Williams a énoncé l’ancienne maxime selon laquelle il n’y a jamais de bon moment pour avoir un enfant. Trop jeune et vous pourriez finir par le faire en solo ; trop vieux et vous devrez quitter une carrière. Même en dépit de l’évolution des lois sur l’emploi et du congé de maternité désormais proposé par de nombreuses entreprises, les femmes continuent d’assumer des rôles plus traditionnels : les femmes étaient plus susceptibles de quitter leur travail pendant la pandémie, et des études américaines ont révélé que leur participation à la main-d’œuvre rémunérée était désormais aussi bas qu’il était 30 ans depuis.

La femme féconde est toujours un objet de vénération. Dans le plus de cette semaine Conte de la servante annonce, Vladimir Poutine a ressuscité le prix russe Mother Heroine. Introduit pour la première fois par Staline, il offrira aux femmes un prix unique de 13 000 £ lors du premier anniversaire de leur 10e enfant.

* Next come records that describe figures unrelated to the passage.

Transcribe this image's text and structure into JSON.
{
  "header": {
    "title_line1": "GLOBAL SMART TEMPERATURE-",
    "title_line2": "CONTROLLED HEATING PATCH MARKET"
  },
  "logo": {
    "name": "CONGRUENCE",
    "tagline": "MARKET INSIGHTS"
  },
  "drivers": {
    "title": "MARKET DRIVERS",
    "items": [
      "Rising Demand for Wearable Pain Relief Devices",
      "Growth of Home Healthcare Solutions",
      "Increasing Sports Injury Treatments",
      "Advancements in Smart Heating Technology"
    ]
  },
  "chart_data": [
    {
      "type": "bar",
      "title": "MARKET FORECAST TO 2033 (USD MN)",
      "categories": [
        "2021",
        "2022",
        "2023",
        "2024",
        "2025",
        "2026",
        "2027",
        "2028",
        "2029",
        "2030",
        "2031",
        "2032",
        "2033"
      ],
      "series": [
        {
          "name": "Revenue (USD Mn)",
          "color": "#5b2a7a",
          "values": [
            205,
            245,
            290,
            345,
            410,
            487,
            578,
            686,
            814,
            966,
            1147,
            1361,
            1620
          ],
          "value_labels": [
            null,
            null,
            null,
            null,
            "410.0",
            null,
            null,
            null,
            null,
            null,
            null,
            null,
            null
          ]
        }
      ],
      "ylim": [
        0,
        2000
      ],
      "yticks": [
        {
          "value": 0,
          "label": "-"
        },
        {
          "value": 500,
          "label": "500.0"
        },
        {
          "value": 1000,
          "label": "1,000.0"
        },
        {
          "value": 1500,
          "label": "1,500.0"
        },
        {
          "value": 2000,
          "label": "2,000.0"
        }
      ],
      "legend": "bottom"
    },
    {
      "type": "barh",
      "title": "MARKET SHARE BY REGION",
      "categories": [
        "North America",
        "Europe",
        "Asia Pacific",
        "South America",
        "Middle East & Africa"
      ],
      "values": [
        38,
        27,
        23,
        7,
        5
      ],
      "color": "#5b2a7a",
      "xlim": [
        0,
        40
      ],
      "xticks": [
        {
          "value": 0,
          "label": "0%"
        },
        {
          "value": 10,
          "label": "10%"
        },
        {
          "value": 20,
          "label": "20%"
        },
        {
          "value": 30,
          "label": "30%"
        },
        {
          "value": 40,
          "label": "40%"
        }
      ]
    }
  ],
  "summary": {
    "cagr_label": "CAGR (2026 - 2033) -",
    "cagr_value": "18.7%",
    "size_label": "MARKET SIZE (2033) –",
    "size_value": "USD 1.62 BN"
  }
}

Le dilemme maternel est encore plus dur dans le domaine sportif, où les femmes doivent faire des sacrifices exténuants pour atteindre leurs objectifs. Il n’y avait qu’une seule mère dans l’équipe d’Angleterre de football qui a remporté l’Euro. La défenseure Demi Stokes a un bébé, mais c’est son partenaire qui a porté l’enfant né en mai. Kim Clijsters a remporté trois tournois du Grand Chelem à son retour au tennis après avoir donné naissance à sa fille, rejoignant Margaret Court et Evonne Goolagong en tant que seules joueuses à avoir eu des bébés et à remporter un titre. Elle est devenue l’affiche de Mother Heroines, mais a pris sa retraite en 2012 pour avoir deux autres enfants.

Dans une certaine mesure, l’histoire de Williams aide à apaiser ma culpabilité et mon sentiment d’inadéquation que je n’avais qu’un seul bébé. Si même Williams n’a pas pu réaliser ses rêves et avoir un deuxième enfant, alors cette entreprise familiale est clairement plus difficile qu’il n’y paraît. Une famille plus grande implique des considérations émotionnelles, professionnelles et psychologiques — ainsi que, bien sûr, de la joie et de l’émerveillement — que j’ai décidé, après réflexion, de ne pas faire le deuil. Cela dit, ne serait-ce pas merveilleux si, dans un monde de rêve, Williams pouvait décrocher ce titre final ? Non pas qu’elle ait besoin ou requière l’affirmation : ce serait juste un pour tous ces bébés de carrière qui ne sont jamais tout à fait arrivés au monde.